At 15, Webb began doing community organizing in regard to food access, specifically during the holidays, through her church, and during college while she pursued a degree in neuroscience, she directed even more time toward civic engagement and community service.
An internship-turned-job during her senior year of college at a local nonprofit, Mothers and Babies Perinatal Network, assisting in connecting young mothers to resources available throughout the community. Working in the nonprofit sector led to a healthcare organizer position with Citizen Action of New York, and that’s where Webb sunk her teeth into policy.
“I spent years doing work across New York State and healthcare reform, and did a lot of advocacy for the successful passage of the Affordable Care Act, then worked on other social justice issues like education reform, environmental and racial justice,” she said, laughing as she explained that running for office hadn’t been in her 10-year-plan when she wanted to be a pediatric neurosurgeon.

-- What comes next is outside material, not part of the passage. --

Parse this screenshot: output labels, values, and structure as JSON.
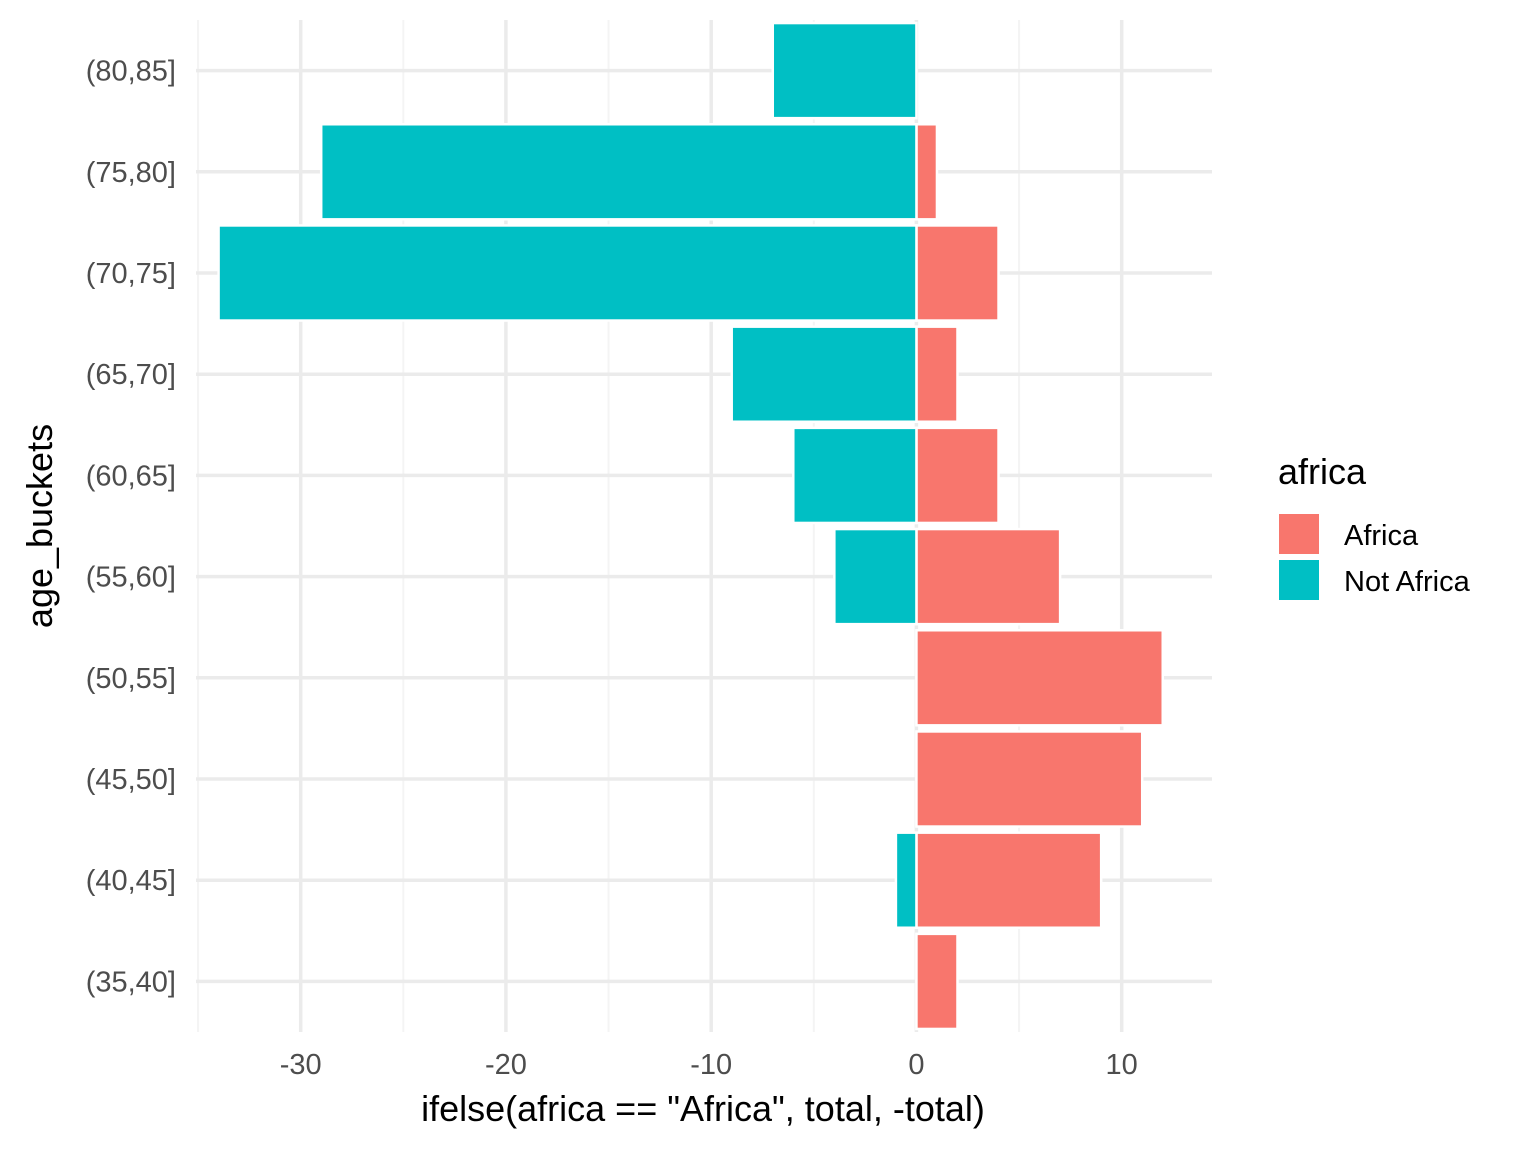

After graduating from college, Webb didn’t have much of an example in terms of women of color in elected office. “I knew that it takes a lot of money to run for office, and I don’t come from a big financial network, so I was like maybe later on.” But Webb was highly encouraged and supported, and ran for Binghamton City Council, against the council’s president. “It was a nice, easy transition into politics as a candidate,” she joked.
Her experience running for City Council is one that Webb said she remembers fondly as a pivotal moment of her career: She remembers looking around the room the night of the general election and seeing diversity of all kinds — age, gender, race ethnicity, socioeconomic status — that reminded her why it’s so important to genuinely commit to making the community a better place by bringing involving everyone.
“It was that moment for me that reminded me of why,” she said. “And that’s also the reason why I’m running for office now is that there’s such a disconnect between some of our elected leadership to issues that people are dealing with everyday.”
Keeping in line with her previous health care work, Webb focused on issues with aging infrastructure regarding the support of lead abatement in homes in the community and a program called Restore New York that focused on creating equitable housing investments.
During her work with nonprofits local to Binghamton that specialized in housing development, Webb was able to address more than 40 properties for residents who had blighted housing experiences and help open the path for homeownership.
Striving to create leadership that recognizes and intentionally creates opportunities for everyone, Webb now works as an educator at Binghamton University in the Division of Diversity Equity Inclusion, providing trainings for faculty, staff and students as well as community partners.
Rebuilding from COVID-19
Webb believes that COVID laid bare the problems with currently available health care options. “The pandemic has exacerbated disparities that exist within all of our institutions. I’ve witnessed and experienced directly the impacts of this, whether it’s losing loved ones to COVID or helping folks navigate the healthcare system trying to get care.”
Supporting the New York Health Act is one of the things Webb believes can help create a system for healthcare that works for as many people as possible “It’s not just in the context of access, it’s also in the context of affordability, and that’s a big priority,” she said.
The third rebuilding topic of priority for Webb is the environment. “Implementing the comprehensive reforms that we’ve made here in New York, what does that look like in real time? Looking for alternative measures for energy is going to be very important, transitioning away from gas, all these things especially have an impact when you think about climate change.”
Right to Renew/Good Cause Eviction laws
Unsurprisingly, Webb is in favor of Good Cause Eviction laws and bills that protect affordable housing for tenants. Webb was clear to note that the bills are not designed to punish landlords, but rather to stabilize and create additional access for those seeking housing.
“It’s really important, especially in this climate, that we have and utilize resources to really ensure that our families and community members have access to quality, affordable housing,” she said.
Webb believes that while reform is necessary, investments and resources, like mental health services, are an important aspect to include. “When you look at safety, what are some of the causes of issues around public safety? It’s intersectional, and there’s a lot of issues when it pertains to having access.”